I read somewhere that a diesel/turpentine mixture will work really well.


----------



## mcloud (May 24, 2004)

*turpentine*

You have to be careful when buying terpentine. The stuff sold in most places these days is terpatine.Im told its a synthetic replacement for the real thing and wont do the job.


----------



## Live Oak (Dec 22, 2003)

How are things coming along Jbetts? Making any progress in freeing up the engine?


----------



## Rodster (Sep 26, 2003)

I ounce had an old antique single cylinder marine inboard engine that I used a grease gun in the spark plug hole. Lots of power with that setup but that is a last resort. If a 4 cycle the valves must be closed. Mine was a two stroke headless engine.
Rodster


----------



## jbetts13 (Dec 28, 2003)

they have not don't any thing with it they helping me with mine but l told them about ther things you guys told me


----------



## Live Oak (Dec 22, 2003)

> _Originally posted by jbetts13 _
> *they have not don't any thing with it they helping me with mine but l told them about ther things you guys told me *


I may need some translation help with this James. Did you mean they have not done anything with it. They are helping me with mine, but I told them about the things you guys told me?


----------



## Carm (May 27, 2004)

> You have to be careful when buying terpentine. The stuff sold in most places these days is terpatine.Im told its a synthetic replacement for the real thing and wont do the job.
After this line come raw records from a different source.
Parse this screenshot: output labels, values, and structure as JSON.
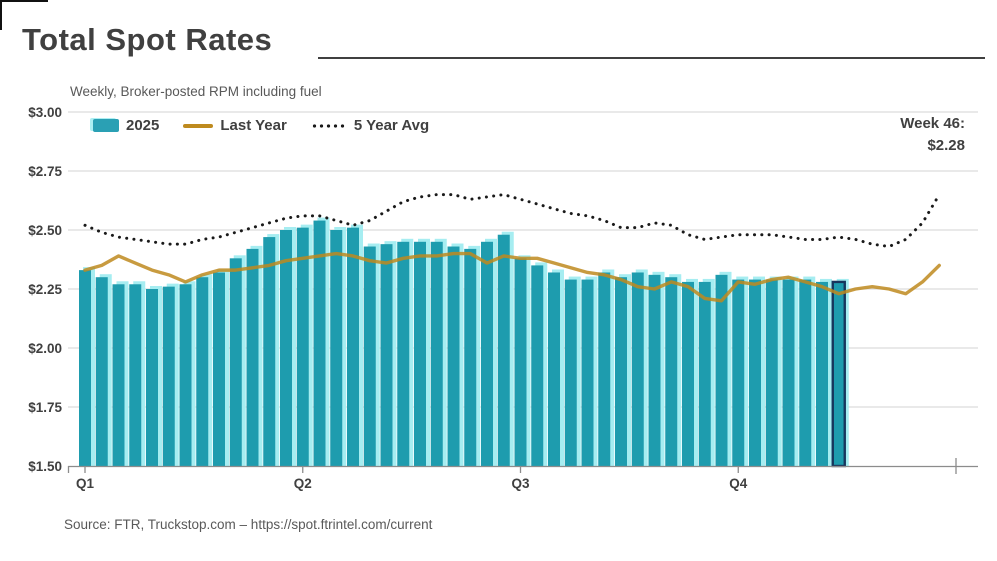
{
  "title": "Total Spot Rates",
  "subtitle": "Weekly, Broker-posted RPM including fuel",
  "annotation": {
    "line1": "Week 46:",
    "line2": "$2.28"
  },
  "legend": {
    "items": [
      {
        "label": "2025",
        "marker": "bar-swatch"
      },
      {
        "label": "Last Year",
        "marker": "line-swatch"
      },
      {
        "label": "5 Year Avg",
        "marker": "dotted-swatch"
      }
    ]
  },
  "source": "Source: FTR, Truckstop.com – https://spot.ftrintel.com/current",
  "colors": {
    "bar": "#1E9CAE",
    "bar_echo": "#A6EDF1",
    "highlight_border": "#17365D",
    "last_year": "#BE8A1E",
    "five_year_avg": "#1A1A1A",
    "grid": "#DCDCDC",
    "axis": "#8C8C8C",
    "text": "#404040",
    "subtext": "#595959"
  },
  "chart_data": {
    "type": "bar",
    "title": "Total Spot Rates",
    "subtitle": "Weekly, Broker-posted RPM including fuel",
    "x_unit": "week",
    "weeks_total": 52,
    "bar_weeks": 46,
    "ylim": [
      1.5,
      3.0
    ],
    "grid": true,
    "legend_position": "top-left",
    "yticks": [
      {
        "label": "$3.00",
        "value": 3.0
      },
      {
        "label": "$2.75",
        "value": 2.75
      },
      {
        "label": "$2.50",
        "value": 2.5
      },
      {
        "label": "$2.25",
        "value": 2.25
      },
      {
        "label": "$2.00",
        "value": 2.0
      },
      {
        "label": "$1.75",
        "value": 1.75
      },
      {
        "label": "$1.50",
        "value": 1.5
      }
    ],
    "xticks": [
      {
        "label": "Q1",
        "week": 1
      },
      {
        "label": "Q2",
        "week": 14
      },
      {
        "label": "Q3",
        "week": 27
      },
      {
        "label": "Q4",
        "week": 40
      }
    ],
    "series": [
      {
        "name": "2025",
        "type": "bar",
        "color": "#1E9CAE",
        "values": [
          2.33,
          2.3,
          2.27,
          2.27,
          2.25,
          2.26,
          2.27,
          2.3,
          2.32,
          2.38,
          2.42,
          2.47,
          2.5,
          2.51,
          2.54,
          2.5,
          2.51,
          2.43,
          2.44,
          2.45,
          2.45,
          2.45,
          2.43,
          2.42,
          2.45,
          2.48,
          2.38,
          2.35,
          2.32,
          2.29,
          2.29,
          2.32,
          2.3,
          2.32,
          2.31,
          2.3,
          2.28,
          2.28,
          2.31,
          2.29,
          2.29,
          2.29,
          2.29,
          2.29,
          2.28,
          2.28
        ]
      },
      {
        "name": "Last Year",
        "type": "line",
        "color": "#BE8A1E",
        "values": [
          2.33,
          2.35,
          2.39,
          2.36,
          2.33,
          2.31,
          2.28,
          2.31,
          2.33,
          2.33,
          2.34,
          2.35,
          2.37,
          2.38,
          2.39,
          2.4,
          2.39,
          2.37,
          2.36,
          2.38,
          2.39,
          2.39,
          2.4,
          2.4,
          2.36,
          2.39,
          2.38,
          2.38,
          2.36,
          2.34,
          2.32,
          2.31,
          2.29,
          2.26,
          2.25,
          2.28,
          2.26,
          2.21,
          2.2,
          2.28,
          2.27,
          2.29,
          2.3,
          2.28,
          2.26,
          2.23,
          2.25,
          2.26,
          2.25,
          2.23,
          2.28,
          2.35
        ]
      },
      {
        "name": "5 Year Avg",
        "type": "dotted-line",
        "color": "#1A1A1A",
        "values": [
          2.52,
          2.49,
          2.47,
          2.46,
          2.45,
          2.44,
          2.44,
          2.46,
          2.47,
          2.49,
          2.51,
          2.53,
          2.55,
          2.56,
          2.56,
          2.54,
          2.52,
          2.54,
          2.58,
          2.62,
          2.64,
          2.65,
          2.65,
          2.63,
          2.64,
          2.65,
          2.63,
          2.61,
          2.59,
          2.57,
          2.56,
          2.54,
          2.51,
          2.51,
          2.53,
          2.52,
          2.48,
          2.46,
          2.47,
          2.48,
          2.48,
          2.48,
          2.47,
          2.46,
          2.46,
          2.47,
          2.46,
          2.44,
          2.43,
          2.46,
          2.53,
          2.65
        ]
      }
    ],
    "highlight": {
      "series": "2025",
      "week": 46,
      "value": 2.28,
      "border_color": "#17365D"
    }
  }
}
 Is everything like that ANYMORE? Where have all the good chemicals gone?


----------



## bontai Joe (Sep 16, 2003)

> _Originally posted by Carm _
> *Is everything like that ANYMORE? Where have all the good chemicals gone? *


Your and my liver:dazed:


----------



## John Liebermann (Sep 17, 2018)

It may be possible by removing the starter allowing you to bar the engine over with the flywheel teeth.


----------



## SidecarFlip (Mar 25, 2021)

I make my own release solution. One part red ATF to 3 parts acetone in a spritz bottle. very inexpensive and works as well as PBlaster.


----------